W trakcie tragów zademonstrowano nowe urządzenia komputerowe sygnowane topowymi markami, a w tym monitory Philipsa. Z pozoru nie są niczym odkrywczym i nie wprowadzają wyrazistych zmian, lecz kilka z modeli może stać się ciekawą alternatywą w momencie planowania zakupu. Tutaj wspomnimy sobie o tych, o których warto rozmawiać.
Model 245C7QJSB zdobędzie serca osób przykładających dużą uwagę do obudowy ekranu. Szerokość ramki zastosowana w Philipsie ma jedyne 2,5 mm, dzięki czemu wizja połączenia monitorów w ilościach parzystych i nieharmonijnych zapowiada się nad wyraz powabnie. Tam, gdzie liczy się gra kolorów i ich nasycenie, tenże model wstępnie można dopisać do listy przyszłych zakupów. Zastosowana w tej 24′ technologia Ultra Wide-Color podobno pochłania głębokością barwy jak nie jedne oczy urodziwej przedstawicielki płci pięknej.
W ofercie Philipsa wespół w zespół działającego z firmą Moda, nie zabrakło zarówno ogromnych zakrzywionych ekranów w rozdzielczości 4k UHD (model BDM4037UW), które dzięki zastosowaniu funkcji MultiView mogą jednocześnie odbierać sygnał z kilku urządzeń, jak i wyświetlaczy reprezentujących nowoczesne standardy.

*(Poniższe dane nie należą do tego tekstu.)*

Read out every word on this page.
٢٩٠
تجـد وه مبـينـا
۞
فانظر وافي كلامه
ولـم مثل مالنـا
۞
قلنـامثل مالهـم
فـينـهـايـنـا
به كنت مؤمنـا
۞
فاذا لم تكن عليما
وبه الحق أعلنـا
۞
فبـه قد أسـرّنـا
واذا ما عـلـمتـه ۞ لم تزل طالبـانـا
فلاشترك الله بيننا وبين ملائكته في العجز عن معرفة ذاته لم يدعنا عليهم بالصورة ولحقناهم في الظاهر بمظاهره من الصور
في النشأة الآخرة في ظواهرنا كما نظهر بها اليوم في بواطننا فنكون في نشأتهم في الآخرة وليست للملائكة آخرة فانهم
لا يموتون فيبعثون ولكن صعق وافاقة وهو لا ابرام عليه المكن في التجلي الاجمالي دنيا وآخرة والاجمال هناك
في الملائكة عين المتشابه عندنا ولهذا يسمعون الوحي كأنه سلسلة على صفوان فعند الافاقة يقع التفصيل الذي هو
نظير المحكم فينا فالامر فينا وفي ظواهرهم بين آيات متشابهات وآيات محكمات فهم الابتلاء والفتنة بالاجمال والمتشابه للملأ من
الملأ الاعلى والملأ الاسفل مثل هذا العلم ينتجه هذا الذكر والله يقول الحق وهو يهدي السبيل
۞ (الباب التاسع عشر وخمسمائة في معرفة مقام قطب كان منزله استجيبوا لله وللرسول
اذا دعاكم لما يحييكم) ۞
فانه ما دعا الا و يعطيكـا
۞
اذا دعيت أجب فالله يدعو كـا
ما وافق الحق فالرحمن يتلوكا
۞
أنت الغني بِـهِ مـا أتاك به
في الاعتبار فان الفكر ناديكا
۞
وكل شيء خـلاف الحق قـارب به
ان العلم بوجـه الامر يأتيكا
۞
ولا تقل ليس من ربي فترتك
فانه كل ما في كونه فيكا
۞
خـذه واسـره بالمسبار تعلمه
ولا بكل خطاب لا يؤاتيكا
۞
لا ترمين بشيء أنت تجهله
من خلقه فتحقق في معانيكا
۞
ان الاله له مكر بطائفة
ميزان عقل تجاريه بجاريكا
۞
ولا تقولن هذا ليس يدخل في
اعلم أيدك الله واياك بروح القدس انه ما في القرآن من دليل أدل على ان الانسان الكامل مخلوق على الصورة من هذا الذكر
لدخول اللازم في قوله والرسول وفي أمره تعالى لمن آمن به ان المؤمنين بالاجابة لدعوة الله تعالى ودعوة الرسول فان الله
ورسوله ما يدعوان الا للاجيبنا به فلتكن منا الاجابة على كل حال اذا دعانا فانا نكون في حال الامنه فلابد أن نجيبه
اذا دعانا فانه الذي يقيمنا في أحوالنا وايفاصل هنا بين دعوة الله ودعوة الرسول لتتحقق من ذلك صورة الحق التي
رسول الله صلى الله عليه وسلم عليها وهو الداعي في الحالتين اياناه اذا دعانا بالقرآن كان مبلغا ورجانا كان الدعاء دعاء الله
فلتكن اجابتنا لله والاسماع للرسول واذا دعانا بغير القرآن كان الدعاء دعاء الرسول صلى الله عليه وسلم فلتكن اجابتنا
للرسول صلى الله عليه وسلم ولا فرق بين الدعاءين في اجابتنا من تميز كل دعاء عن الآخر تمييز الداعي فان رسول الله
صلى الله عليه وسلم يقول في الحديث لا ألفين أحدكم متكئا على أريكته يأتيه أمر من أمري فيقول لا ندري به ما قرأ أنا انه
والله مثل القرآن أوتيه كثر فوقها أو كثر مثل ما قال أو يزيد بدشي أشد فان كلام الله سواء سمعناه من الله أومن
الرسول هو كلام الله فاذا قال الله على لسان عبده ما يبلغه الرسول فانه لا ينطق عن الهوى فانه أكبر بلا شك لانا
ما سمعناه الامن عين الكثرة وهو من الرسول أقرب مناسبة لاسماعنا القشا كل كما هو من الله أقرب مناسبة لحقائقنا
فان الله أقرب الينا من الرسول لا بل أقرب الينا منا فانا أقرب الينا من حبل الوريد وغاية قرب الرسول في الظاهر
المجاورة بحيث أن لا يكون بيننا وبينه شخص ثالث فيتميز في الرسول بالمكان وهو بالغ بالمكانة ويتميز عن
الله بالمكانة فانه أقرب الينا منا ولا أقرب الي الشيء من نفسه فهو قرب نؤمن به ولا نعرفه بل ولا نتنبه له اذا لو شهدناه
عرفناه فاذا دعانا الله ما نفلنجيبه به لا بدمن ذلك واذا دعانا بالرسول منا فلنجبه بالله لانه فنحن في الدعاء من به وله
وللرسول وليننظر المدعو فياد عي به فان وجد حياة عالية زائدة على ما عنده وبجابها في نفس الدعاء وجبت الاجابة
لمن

Przykładem może być monitor o oznaczeniu 258B6QUEB, który charakteryzuje się rozdzielczością QHD (2560×1440), a także wbudowanym gniazdem USB-C. Tajemnicza w nazwie końcówka dotyczy możliwości podłączenia laptopa i ładowania jego akumulatora w trybie spoczynku bądź podczas pracy.